沈清秋看了一眼那食盒,又看了一眼站在一旁、面色平静的薛茯苓,道:“我的伤没什么要紧的,你们有事便去忙吧!”
“那行。”顾观棋点了点头,转向薛茯苓,温声道,“薛姑娘,您怎么说?”
薛茯苓微微颔首,向沈清秋说:“清秋,那我们先走了,你要听医嘱,别动武,注意控制情绪。”
“去吧去吧。”沈清秋摆了摆手,语气随意,“别耽误了你们俩的正事,好好相处,多了解对方。

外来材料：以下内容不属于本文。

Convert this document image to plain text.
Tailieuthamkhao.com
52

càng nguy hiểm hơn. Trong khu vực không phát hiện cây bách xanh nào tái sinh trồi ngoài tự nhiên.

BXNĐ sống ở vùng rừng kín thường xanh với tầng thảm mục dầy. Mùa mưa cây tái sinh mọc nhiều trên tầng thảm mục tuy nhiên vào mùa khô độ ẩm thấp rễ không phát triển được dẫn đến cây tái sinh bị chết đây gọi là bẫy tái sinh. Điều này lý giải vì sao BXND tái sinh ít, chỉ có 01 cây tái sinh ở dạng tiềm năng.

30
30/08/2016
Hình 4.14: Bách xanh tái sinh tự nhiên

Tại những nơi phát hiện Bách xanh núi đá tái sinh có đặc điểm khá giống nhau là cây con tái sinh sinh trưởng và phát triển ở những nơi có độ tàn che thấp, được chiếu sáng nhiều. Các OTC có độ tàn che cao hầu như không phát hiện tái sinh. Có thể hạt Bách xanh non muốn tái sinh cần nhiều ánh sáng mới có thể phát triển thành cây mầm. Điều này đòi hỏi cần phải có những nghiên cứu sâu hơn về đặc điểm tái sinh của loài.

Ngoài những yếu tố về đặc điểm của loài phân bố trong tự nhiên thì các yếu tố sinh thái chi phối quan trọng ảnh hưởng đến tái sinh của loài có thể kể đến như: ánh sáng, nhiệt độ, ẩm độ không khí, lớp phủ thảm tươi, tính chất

”
顾观棋也向沈清秋拱了拱手,便与薛茯苓并肩出了门。
沈清秋坐在床榻上,看着两人的背影一前一后地穿过院子,消失在月洞门后。
她深吸一口气,将那食盒拉过来,打开盖子,拈了一块桂花糕放进嘴里。糕点还是温热的,甜而不腻,入口即化。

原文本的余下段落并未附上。